Finito il lockdown, abbiamo continuato a fornire la medesima assistenza alle pazienti sintomatiche e ad alto rischio, ma abbiamo anche provato a riaprire lo screening. Sono in trentino da 13 anni, sono al 6° round di letture di screening, 30.000 inviti l'anno, 28.000 adesioni, 56.000 doppie letture. Questi numeri si riescono a gestire solo con una complessa organizzazione che deve funzionare come un treno in corsa, un treno che con il lockdown si è dovuto fermare improvvisamente. Ripartire non è questione di un attimo. Quando in Italia tutti gli screening si sono fermati per decisione comune, noi avevamo inviato 7.000 inviti. Come fermare tutte queste lettere? La nostra squadra forte di 14 tecnici di radiologia, si è fatta carico di contattare ciascuna delle destinatarie singolarmente. A metà giugno abbiamo potuto far ripartire lo screening, ma con limiti precisi. Gli spazi che abbiamo sono limitati ed il distanziamento deve essere rispettato ad ogni costo. Non potevamo consentire l'accesso di 150 donne contemporaneamente al giorno come facevamo prima. Abbiamo dovuto ridurre il numero di esami a 40 al giorno, il massimo consentito per rispettare il distanziamento ed evitare di creare focolai, ma siamo comunque ripartiti. Ce la stiamo mettendo tutta, perché le condizioni per ripartire in sicurezza c'erano e perché crediamo che la prevenzione sia un pezzo importante del diritto alla salute, un diritto che va assicurato comunque anche in condizioni difficili.
I tempi inevitabilmente ora sono più lunghi. Avete cambiato qualcosa nelle modalità di invito e negli appuntamenti?
Dopo il primo mese dalla riapertura abbiamo compreso che la lettera di invito, tanto utile in tempi normali, non andava più bene perché non garantiva sedute omogenee e soprattutto non ci consentiva di massimizzare i posti che avevamo a disposizione. Abbiamo provato a chiedere alle utenti di contattarci in caso non intendessero o potessero presentarsi per darci modo di riempire i vuoti delle liste, ma non ha funzionato. Allora abbiamo cominciato a contattare direttamente tramite telefono le utenti sia per capire chi non sarebbe venuto sia per programmare rapidamente i vuoti ed assicurare almeno che quei 40 posti al giorno fossero sempre 40 esami. Un lavoro immenso, ma necessario. I ritardi relativi alla clinica, ai follow up e alle pazienti asintomatiche sono stati rapidamente riassorbiti.
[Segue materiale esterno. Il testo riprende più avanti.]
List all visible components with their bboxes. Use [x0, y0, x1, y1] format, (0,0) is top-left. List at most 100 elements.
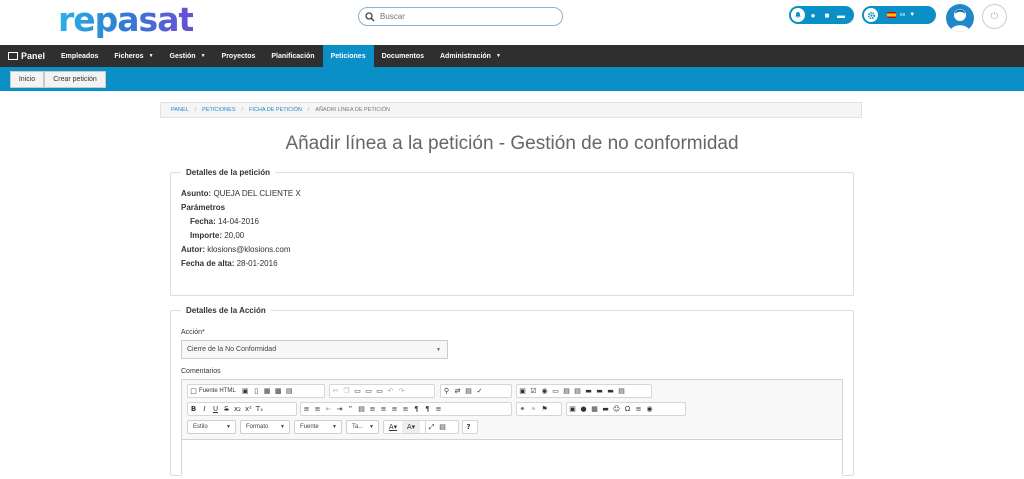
- image-icon[interactable]: ▣: [567, 403, 578, 415]
- chevron-down-icon[interactable]: ▼: [905, 8, 919, 22]
- ltr-icon[interactable]: ¶: [411, 403, 422, 415]
- crear-peticion-button[interactable]: Crear petición: [44, 71, 106, 88]
- rtl-icon[interactable]: ¶: [422, 403, 433, 415]
- breadcrumb-link[interactable]: Ficha de petición: [249, 107, 302, 113]
- nav-administracion[interactable]: Administración ▼: [432, 45, 509, 67]
- textfield-icon[interactable]: ▭: [550, 385, 561, 397]
- remove-format-icon[interactable]: Tₓ: [254, 403, 265, 415]
- style-dropdown[interactable]: Estilo ▼: [187, 420, 236, 434]
- message-icon[interactable]: ▬: [834, 8, 848, 22]
- strike-icon[interactable]: S: [221, 403, 232, 415]
- numbered-list-icon[interactable]: ≡: [301, 403, 312, 415]
- bulleted-list-icon[interactable]: ≡: [312, 403, 323, 415]
- gear-icon[interactable]: [863, 7, 879, 23]
- find-icon[interactable]: ⚲: [441, 385, 452, 397]
- cut-icon[interactable]: ✂: [330, 385, 341, 397]
- language-icon[interactable]: ≡: [433, 403, 444, 415]
- button-field-icon[interactable]: ▬: [583, 385, 594, 397]
- help-icon[interactable]: ?: [463, 421, 474, 433]
- hidden-field-icon[interactable]: ▬: [605, 385, 616, 397]
- paste-icon[interactable]: ▭: [352, 385, 363, 397]
- select-all-icon[interactable]: ▤: [463, 385, 474, 397]
- nav-documentos[interactable]: Documentos: [374, 45, 432, 67]
- outdent-icon[interactable]: ⇤: [323, 403, 334, 415]
- user-avatar[interactable]: [946, 4, 974, 32]
- repasat-logo[interactable]: repasat: [58, 2, 194, 38]
- horizontal-rule-icon[interactable]: ▬: [600, 403, 611, 415]
- redo-icon[interactable]: ↷: [396, 385, 407, 397]
- source-icon[interactable]: □: [188, 385, 199, 397]
- justify-icon[interactable]: ≡: [400, 403, 411, 415]
- toolbar-group-document: □ Fuente HTML ▣ ▯ ▦ ▩ ▤: [187, 384, 325, 398]
- nav-proyectos[interactable]: Proyectos: [214, 45, 264, 67]
- subscript-icon[interactable]: x₂: [232, 403, 243, 415]
- form-icon[interactable]: ▣: [517, 385, 528, 397]
- underline-icon[interactable]: U: [210, 403, 221, 415]
- spain-flag-icon[interactable]: [887, 12, 896, 18]
- link-icon[interactable]: ⚭: [517, 403, 528, 415]
- nav-panel[interactable]: Panel: [0, 45, 53, 67]
- italic-icon[interactable]: I: [199, 403, 210, 415]
- fecha-value: 14-04-2016: [218, 217, 259, 226]
- flash-icon[interactable]: ●: [578, 403, 589, 415]
- paste-word-icon[interactable]: ▭: [374, 385, 385, 397]
- maximize-icon[interactable]: ⤢: [426, 421, 437, 433]
- templates-icon[interactable]: ▤: [284, 385, 295, 397]
- blockquote-icon[interactable]: ”: [345, 403, 356, 415]
- anchor-icon[interactable]: ⚑: [539, 403, 550, 415]
- chat-icon[interactable]: ■: [820, 8, 834, 22]
- nav-peticiones[interactable]: Peticiones: [322, 45, 374, 67]
- special-char-icon[interactable]: Ω: [622, 403, 633, 415]
- smiley-icon[interactable]: ☺: [611, 403, 622, 415]
- create-div-icon[interactable]: ▤: [356, 403, 367, 415]
- nav-gestion[interactable]: Gestión ▼: [162, 45, 214, 67]
- image-button-icon[interactable]: ▬: [594, 385, 605, 397]
- accion-select[interactable]: Cierre de la No Conformidad ▼: [181, 340, 448, 359]
- align-left-icon[interactable]: ≡: [367, 403, 378, 415]
- superscript-icon[interactable]: x²: [243, 403, 254, 415]
- radio-icon[interactable]: ◉: [539, 385, 550, 397]
- table-icon[interactable]: ▦: [589, 403, 600, 415]
- size-dropdown[interactable]: Ta... ▼: [346, 420, 379, 434]
- unlink-icon[interactable]: ⚭: [528, 403, 539, 415]
- copy-icon[interactable]: ❐: [341, 385, 352, 397]
- text-color-icon[interactable]: A▾: [384, 421, 402, 433]
- bg-color-icon[interactable]: A▾: [402, 421, 420, 433]
- asunto-value: QUEJA DEL CLIENTE X: [213, 189, 301, 198]
- replace-icon[interactable]: ⇄: [452, 385, 463, 397]
- inicio-button[interactable]: Inicio: [10, 71, 44, 88]
- nav-ficheros[interactable]: Ficheros ▼: [106, 45, 161, 67]
- iframe-icon[interactable]: ◉: [644, 403, 655, 415]
- undo-icon[interactable]: ↶: [385, 385, 396, 397]
- search-box[interactable]: [358, 7, 563, 26]
- nav-planificacion[interactable]: Planificación: [263, 45, 322, 67]
- page-break-icon[interactable]: ≡: [633, 403, 644, 415]
- bell-icon[interactable]: [790, 7, 806, 23]
- editor-content-area[interactable]: [182, 439, 842, 479]
- spellcheck-icon[interactable]: ✓: [474, 385, 485, 397]
- bold-icon[interactable]: B: [188, 403, 199, 415]
- textarea-icon[interactable]: ▤: [561, 385, 572, 397]
- new-page-icon[interactable]: ▯: [251, 385, 262, 397]
- div-icon[interactable]: ▤: [616, 385, 627, 397]
- align-center-icon[interactable]: ≡: [378, 403, 389, 415]
- indent-icon[interactable]: ⇥: [334, 403, 345, 415]
- source-html-button[interactable]: Fuente HTML: [199, 388, 236, 394]
- font-dropdown[interactable]: Fuente ▼: [294, 420, 342, 434]
- fecha-alta-label: Fecha de alta:: [181, 259, 235, 268]
- paste-text-icon[interactable]: ▭: [363, 385, 374, 397]
- drop-icon[interactable]: ●: [806, 8, 820, 22]
- checkbox-icon[interactable]: ☑: [528, 385, 539, 397]
- format-dropdown[interactable]: Formato ▼: [240, 420, 290, 434]
- select-field-icon[interactable]: ▤: [572, 385, 583, 397]
- preview-icon[interactable]: ▦: [262, 385, 273, 397]
- save-icon[interactable]: ▣: [240, 385, 251, 397]
- breadcrumb-link[interactable]: Peticiones: [202, 107, 235, 113]
- nav-empleados[interactable]: Empleados: [53, 45, 106, 67]
- show-blocks-icon[interactable]: ▤: [437, 421, 448, 433]
- print-icon[interactable]: ▩: [273, 385, 284, 397]
- align-right-icon[interactable]: ≡: [389, 403, 400, 415]
- breadcrumb-link[interactable]: Panel: [171, 107, 189, 113]
- search-input[interactable]: [380, 12, 550, 21]
- power-icon[interactable]: ⏻: [982, 4, 1007, 29]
Lo screening procede, se pure a scartamento ridotto, ma stiamo valutando una serie di operazioni di rimodulazione degli spazi a disposizione, grazie alla sensibilità della Direzione della Apss, che forse ci consentirà di aumentare gli accessi.
E chi sta aspettando di essere chiamato per la mammografia cosa dice?
Alle donne che ancora oggi sono in attesa di eseguire una mammografia di screening chiedo di non abbassare la guardia. In caso avvertano sintomi, noduli o altro si rivolgano al proprio medico di famiglia per una visita e nel caso prenotino un esame da noi, come detto i percorsi clinici funzionano regolarmente e non si sono mai fermati. Se invece sono in attesa, non hanno sintomi ma vedono che sono quasi scaduti i due anni dall'ultimo esame, non si facciano prendere dall'ansia. I due anni sono un orizzonte statistico, servono a tutelare il rischio della popolazione, ma in assenza di sintomi qualche mese in più non comporta un'impennata del rischio individuale. In questo periodo stiamo assistendo ad un paradosso: da un lato alcune utenti, spaventate dalla pandemia, ci chiedono di spostare i loro esami a data da definire e dall'altro altre pazienti dominate dall'ansia somatizzano sintomi inesistenti. In Trentino il sistema di assistenza funziona, a partire dai medici di famiglia, passando per noi della senologia fino ad arrivare alla Breast unit, nessuno viene lasciato indietro.